An hour later Pavel Petrovich was already lying in his bed, with a proper bandage round his le
g. The whole house was in a state of alarm. Fenechka felt unwell. Nikolay Petrovich quietly wrung his hands while Pavel Petrovich laughed and joked, especially with Bazarov. He was wearing a fine batiste night-shirt and an elegant morning jacket and fez. He wouldn’t let them lower the window-blind and made amusing complaints about not being allowed to take food.
However, by nightfall he had a fever. His head began to ache. The doctor from the town came. (Nikolay Petrovich hadn’t listened to his brother, and this was what Bazarov himself wanted too; he had spent the whole day sitting in his room, looking all jaundiced and angry, and he only came out for the briefest visits to the patient; a couple of times he happened to meet Fenechka, but she recoiled from him in horror.) The new doctor prescribed cooling drinks but in other respects confirmed Bazarov’s assurances that no danger need be envisaged. Nikolay Petrovich said to him that his brother had wounded himself through carelessness, to which the doctor replied ‘Hm!’, but having then been given twenty-five silver roubles in his hand, he pronounced, ‘You don’t say! That does indeed often happen.’
No one in the house went to bed or undressed. Nikolay Petrovich now and then tiptoed in and out of his brother’s room. Pavel Petrovich dozed, groaned slightly, said to him in French, ‘Couchez-vous’7 – and asked for a drink.
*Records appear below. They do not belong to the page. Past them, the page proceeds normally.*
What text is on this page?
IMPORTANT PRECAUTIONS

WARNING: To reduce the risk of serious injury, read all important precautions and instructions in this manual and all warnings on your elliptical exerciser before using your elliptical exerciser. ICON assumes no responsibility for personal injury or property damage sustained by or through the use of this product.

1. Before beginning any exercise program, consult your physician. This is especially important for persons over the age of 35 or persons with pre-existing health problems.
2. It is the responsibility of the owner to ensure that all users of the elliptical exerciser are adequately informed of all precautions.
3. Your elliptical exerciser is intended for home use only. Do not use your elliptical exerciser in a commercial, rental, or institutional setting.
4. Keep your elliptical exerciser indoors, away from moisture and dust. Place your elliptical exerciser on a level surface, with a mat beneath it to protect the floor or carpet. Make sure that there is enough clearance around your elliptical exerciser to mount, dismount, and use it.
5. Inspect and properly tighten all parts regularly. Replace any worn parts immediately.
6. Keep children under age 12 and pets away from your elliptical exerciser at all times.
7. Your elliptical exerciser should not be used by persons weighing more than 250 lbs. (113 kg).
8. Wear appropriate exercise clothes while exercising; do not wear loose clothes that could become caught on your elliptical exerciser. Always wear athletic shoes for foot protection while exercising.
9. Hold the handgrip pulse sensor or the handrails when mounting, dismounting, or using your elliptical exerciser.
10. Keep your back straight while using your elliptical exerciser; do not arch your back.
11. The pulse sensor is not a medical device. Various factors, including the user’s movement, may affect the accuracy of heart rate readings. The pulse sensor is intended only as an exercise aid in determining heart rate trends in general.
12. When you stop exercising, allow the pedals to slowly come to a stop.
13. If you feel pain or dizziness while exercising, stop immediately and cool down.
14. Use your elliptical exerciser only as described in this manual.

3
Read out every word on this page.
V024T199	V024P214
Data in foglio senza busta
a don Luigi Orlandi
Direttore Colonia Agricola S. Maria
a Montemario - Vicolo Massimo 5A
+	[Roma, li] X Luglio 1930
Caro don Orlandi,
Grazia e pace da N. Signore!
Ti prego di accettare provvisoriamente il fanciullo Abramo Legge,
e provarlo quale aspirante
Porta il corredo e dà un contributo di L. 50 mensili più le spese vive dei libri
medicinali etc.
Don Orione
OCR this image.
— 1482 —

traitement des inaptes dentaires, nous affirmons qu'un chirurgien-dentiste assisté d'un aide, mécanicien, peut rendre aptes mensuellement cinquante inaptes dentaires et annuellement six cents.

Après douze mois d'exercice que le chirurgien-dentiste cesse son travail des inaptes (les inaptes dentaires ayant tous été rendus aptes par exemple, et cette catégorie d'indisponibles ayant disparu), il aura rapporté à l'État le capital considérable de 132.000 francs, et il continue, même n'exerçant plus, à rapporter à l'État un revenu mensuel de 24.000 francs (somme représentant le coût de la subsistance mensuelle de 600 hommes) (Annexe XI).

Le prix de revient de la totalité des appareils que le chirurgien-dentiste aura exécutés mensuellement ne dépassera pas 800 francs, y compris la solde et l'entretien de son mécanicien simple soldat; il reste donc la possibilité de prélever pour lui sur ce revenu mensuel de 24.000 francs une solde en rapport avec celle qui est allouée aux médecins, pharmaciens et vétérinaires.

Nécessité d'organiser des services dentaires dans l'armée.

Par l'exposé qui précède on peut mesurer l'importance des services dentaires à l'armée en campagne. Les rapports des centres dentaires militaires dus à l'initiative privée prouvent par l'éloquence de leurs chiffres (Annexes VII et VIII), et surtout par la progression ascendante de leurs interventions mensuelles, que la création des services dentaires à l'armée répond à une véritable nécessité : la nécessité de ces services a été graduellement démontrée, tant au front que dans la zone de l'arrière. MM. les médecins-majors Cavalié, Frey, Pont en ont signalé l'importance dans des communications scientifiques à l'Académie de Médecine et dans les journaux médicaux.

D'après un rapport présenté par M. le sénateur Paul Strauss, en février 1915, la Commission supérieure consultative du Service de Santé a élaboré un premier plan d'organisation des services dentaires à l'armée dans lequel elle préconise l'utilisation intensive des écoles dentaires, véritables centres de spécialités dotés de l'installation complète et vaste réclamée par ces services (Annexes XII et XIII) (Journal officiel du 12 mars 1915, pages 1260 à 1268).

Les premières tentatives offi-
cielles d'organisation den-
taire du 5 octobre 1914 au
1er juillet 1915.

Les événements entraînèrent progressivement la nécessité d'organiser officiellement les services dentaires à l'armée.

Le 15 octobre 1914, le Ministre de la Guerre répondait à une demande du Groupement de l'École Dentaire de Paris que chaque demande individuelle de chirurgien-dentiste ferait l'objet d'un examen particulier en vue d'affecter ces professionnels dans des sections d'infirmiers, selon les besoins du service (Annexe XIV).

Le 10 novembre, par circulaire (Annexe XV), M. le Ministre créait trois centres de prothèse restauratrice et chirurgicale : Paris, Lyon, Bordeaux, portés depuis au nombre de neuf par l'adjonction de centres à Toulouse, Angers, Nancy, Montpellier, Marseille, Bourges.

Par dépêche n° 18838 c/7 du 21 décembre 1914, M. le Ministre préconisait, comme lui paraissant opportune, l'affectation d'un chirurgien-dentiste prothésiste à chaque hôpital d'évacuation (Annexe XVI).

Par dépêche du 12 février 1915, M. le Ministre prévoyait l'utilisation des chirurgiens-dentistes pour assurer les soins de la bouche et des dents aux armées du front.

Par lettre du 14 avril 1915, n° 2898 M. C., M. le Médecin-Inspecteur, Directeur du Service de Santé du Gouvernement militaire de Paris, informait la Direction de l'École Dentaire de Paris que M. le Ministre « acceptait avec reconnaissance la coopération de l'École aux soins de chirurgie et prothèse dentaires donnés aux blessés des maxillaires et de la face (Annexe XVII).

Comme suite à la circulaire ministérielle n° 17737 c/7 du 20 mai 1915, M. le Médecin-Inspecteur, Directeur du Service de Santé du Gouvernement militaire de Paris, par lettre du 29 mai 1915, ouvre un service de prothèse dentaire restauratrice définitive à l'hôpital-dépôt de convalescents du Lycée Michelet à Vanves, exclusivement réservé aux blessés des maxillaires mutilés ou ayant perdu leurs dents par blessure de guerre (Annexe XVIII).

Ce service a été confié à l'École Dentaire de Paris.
Nikolay Petrovich once made Fenechka bring him a glass of lemonade; Pavel Petrovich stared at her and drank the glass to the last drop. By morning the fever had risen a little, and he showed some signs of delirium. At first Pavel Petrovich uttered incoherent words, then he suddenly opened his eyes and, seeing his brother by his bed solicitously bending over him, said:
‘Nikolay, doesn’t Fenechka have something in common with Nelly?’
‘What Nelly, Pasha?’8
‘How can you ask that? Princess R.… Especially in the upper part of the face. C’est de la même famille.’9
Nikolay Petrovich said nothing in reply but in his heart he was astonished at the tenacity of a man’s old feelings.
‘So that’s come up now,’ he thought.
‘Oh, how I love that simple creature!’ Pavel Petrovich moaned, wearily putting his arms behind his head. ‘I will not allow any insolent fellow to dare to touch…’ he babbled a few moments later.